Bob Lucas is interviewed in the Journal.
In it he refers to his speculation that ObamaCare is holding back the US economy and Ed Prescott’s work on Europe. The writer Holman Jenkins, pens this
For the best explanation of what happened in Europe and Japan, he points to research by fellow Nobelist Ed Prescott. In Europe, governments typically commandeer 50% of GDP. The burden to pay for all this largess falls on workers in the form of high marginal tax rates, and in particular on married women who might otherwise think of going to work as second earners in their households. "The welfare state is so expensive, it just breaks the link between work effort and what you get out of it, your living standard," says Mr. Lucas. "And it’s really hurting them."
When you read this its really hard to know what was said. And, I don’t actually know what Lucas thinks on this point.
His quoted words
The welfare state is so expensive, it just breaks the link between work effort and what you get out of it, your living standard
Are logically consistent with the Prescott models I have seen and with what I would think of as a serious treatment of tax and spending effects.
What Jenkins adds, however, is not
The burden to pay for all this largess falls on workers in the form of high marginal tax rates, and in particular on married women who might otherwise think of going to work as second earners in their households.
I don’t want to turn this into another widely ignored post on the separable log utility function.
Let me just say in human terms, what the basic models say is that giving people free stuff makes them work less. Taxing them more does not make them work less.
In real life what you would be saying is there are some people who are only working so that they can get health care. If you give them government health care they will stop working. This makes logical sense and you can probably find this person. I will not call out on my blog but I could produce this person in a lecture hall tomorrow if I had to.
It is much more difficult to produce the person who will work less because of an increase in marginal taxation. It may sounds trivial but I suggest the exercise of actually attempting to produce the individual. The difficulty of such exercises has led people to suggest that well perhaps there is a general sense of peer work levels that adjust over time to group wide incentives.
Which is of course, one story.
Another is that it’s the benefit side of the equation which is what simple models and your lying eyes tell you it is. Does anyone doubt that they can find the person who started working because of a decrease in the dole? Did they need a complex peer group effect. Or did they simply find that they could no longer afford both rent and breakfast.
For now, I am going with the theory that it’s the benefit side.
However, think of what you are say, because it puts into contrast what I think the actual tradeoff is.
You give someone health insurance and because of that they feel they no longer have to work and so they quit. GDP is going to go down. Someone is going to go without the goods and services produced by that person.
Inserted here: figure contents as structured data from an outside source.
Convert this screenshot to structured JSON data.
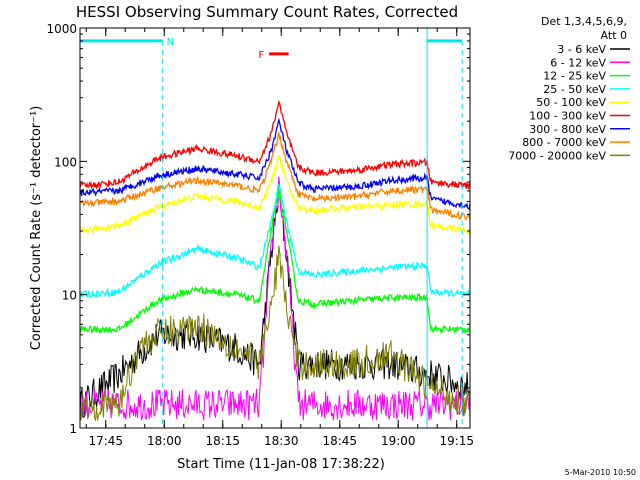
{
  "chart_data": {
    "type": "line",
    "title": "HESSI Observing Summary Count Rates, Corrected",
    "xlabel": "Start Time (11-Jan-08 17:38:22)",
    "ylabel": "Corrected Count Rate (s⁻¹ detector⁻¹)",
    "yscale": "log",
    "ylim": [
      1,
      1000
    ],
    "xlim_minutes_after_start": [
      0,
      100
    ],
    "x_tick_labels": [
      "17:45",
      "18:00",
      "18:15",
      "18:30",
      "18:45",
      "19:00",
      "19:15"
    ],
    "x_tick_minutes_after_start": [
      6.6,
      21.6,
      36.6,
      51.6,
      66.6,
      81.6,
      96.6
    ],
    "y_tick_labels": [
      "1",
      "10",
      "100",
      "1000"
    ],
    "y_tick_values": [
      1,
      10,
      100,
      1000
    ],
    "legend_header": [
      "Det 1,3,4,5,6,9,",
      "Att 0"
    ],
    "legend_placement": "right-outside",
    "annotations": {
      "night_marker": "N",
      "flare_marker": "F",
      "footer_date": "5-Mar-2010 10:50"
    },
    "markers": {
      "night_intervals_minutes": [
        [
          0,
          21.2
        ],
        [
          89,
          98
        ]
      ],
      "flare_interval_minutes": [
        48.5,
        53.5
      ],
      "marker_level": 800
    },
    "series": [
      {
        "name": "3 - 6 keV",
        "color": "#000000",
        "x": [
          0,
          10,
          20,
          30,
          40,
          46,
          49,
          51,
          53,
          56,
          60,
          70,
          80,
          90,
          100
        ],
        "y": [
          1.5,
          2.5,
          5,
          5,
          4,
          3,
          20,
          60,
          20,
          3,
          3,
          3,
          3,
          2.5,
          2
        ]
      },
      {
        "name": "6 - 12 keV",
        "color": "#ff00ff",
        "x": [
          0,
          10,
          20,
          30,
          40,
          46,
          49,
          51,
          53,
          56,
          60,
          70,
          80,
          89,
          90,
          100
        ],
        "y": [
          1.5,
          1.5,
          1.5,
          1.5,
          1.5,
          1.5,
          20,
          65,
          20,
          1.5,
          1.5,
          1.5,
          1.5,
          1.5,
          1.5,
          1.5
        ]
      },
      {
        "name": "12 - 25 keV",
        "color": "#00ff00",
        "x": [
          0,
          10,
          20,
          30,
          40,
          46,
          49,
          51,
          53,
          56,
          60,
          70,
          80,
          89,
          90,
          100
        ],
        "y": [
          5.5,
          5.5,
          9,
          11,
          10,
          9,
          30,
          60,
          30,
          9,
          8.5,
          9,
          9.5,
          9.5,
          5.5,
          5.5
        ]
      },
      {
        "name": "25 - 50 keV",
        "color": "#00ffff",
        "x": [
          0,
          10,
          20,
          30,
          40,
          46,
          49,
          51,
          53,
          56,
          60,
          70,
          80,
          89,
          90,
          100
        ],
        "y": [
          10,
          10.5,
          17,
          22,
          19,
          16,
          35,
          68,
          35,
          15,
          14,
          15,
          16,
          16.5,
          10.5,
          10
        ]
      },
      {
        "name": "50 - 100 keV",
        "color": "#ffff00",
        "x": [
          0,
          10,
          20,
          30,
          40,
          46,
          49,
          51,
          53,
          56,
          60,
          70,
          80,
          89,
          90,
          100
        ],
        "y": [
          30,
          33,
          45,
          55,
          50,
          45,
          70,
          110,
          70,
          45,
          43,
          45,
          47,
          48,
          33,
          30
        ]
      },
      {
        "name": "100 - 300 keV",
        "color": "#ff0000",
        "x": [
          0,
          10,
          20,
          30,
          40,
          46,
          49,
          51,
          53,
          56,
          60,
          70,
          80,
          89,
          90,
          100
        ],
        "y": [
          65,
          70,
          105,
          125,
          110,
          100,
          160,
          280,
          160,
          90,
          82,
          85,
          95,
          98,
          70,
          65
        ]
      },
      {
        "name": "300 - 800 keV",
        "color": "#0000ff",
        "x": [
          0,
          10,
          20,
          30,
          40,
          46,
          49,
          51,
          53,
          56,
          60,
          70,
          80,
          89,
          90,
          100
        ],
        "y": [
          58,
          60,
          78,
          88,
          80,
          75,
          120,
          200,
          120,
          68,
          62,
          64,
          72,
          75,
          52,
          46
        ]
      },
      {
        "name": "800 - 7000 keV",
        "color": "#ff8000",
        "x": [
          0,
          10,
          20,
          30,
          40,
          46,
          49,
          51,
          53,
          56,
          60,
          70,
          80,
          89,
          90,
          100
        ],
        "y": [
          48,
          50,
          63,
          72,
          66,
          60,
          100,
          160,
          100,
          57,
          52,
          54,
          60,
          62,
          43,
          38
        ]
      },
      {
        "name": "7000 - 20000 keV",
        "color": "#808000",
        "x": [
          0,
          10,
          15,
          20,
          30,
          40,
          46,
          49,
          51,
          53,
          56,
          60,
          70,
          80,
          90,
          100
        ],
        "y": [
          1.5,
          1.5,
          4,
          5,
          6,
          4,
          3,
          8,
          20,
          8,
          3,
          3,
          3,
          3.5,
          2,
          1.5
        ]
      }
    ]
  }
}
The extent of the market will have decreased meaning that the return to research and development will have fallen, etc.
Those are some unfortunate things.
On the other hand, this person was in almost by definition desperate straits. He or she didn’t want to work for some reason. Maybe they want to stay home to raise their child. Maybe they had a sick relative and wanted to be with them more. Maybe they were just old or young and didn’t want to be in the labor market.
However, they got in the labor market because they needed health insurance. Giving them government health insurance eases their burden. It places a burden on someone else and lowers the total productive capacity of society, but it eases the burden of the affect individual.
Now is that a good tradeoff? Maybe yes, maybe no. However, it’s the one that has a lot of power.
You are going to see this same effect with single moms. If you pay single moms to stay home with their children a huge number of them are going to take you up on that offer. If you take that away, millions of those same women will go to work.
However, they went to work at the cost of raising their own child. Is that good? There are clear arguments on both sides, but I think that is the tradeoff.
In any case what this would portend is lower full employment GDP. And, indeed Germany is much closer to full employment than the US but also has a lower per capita GDP.
What is not clear is why it would get us high unemployment and persistent unemployment.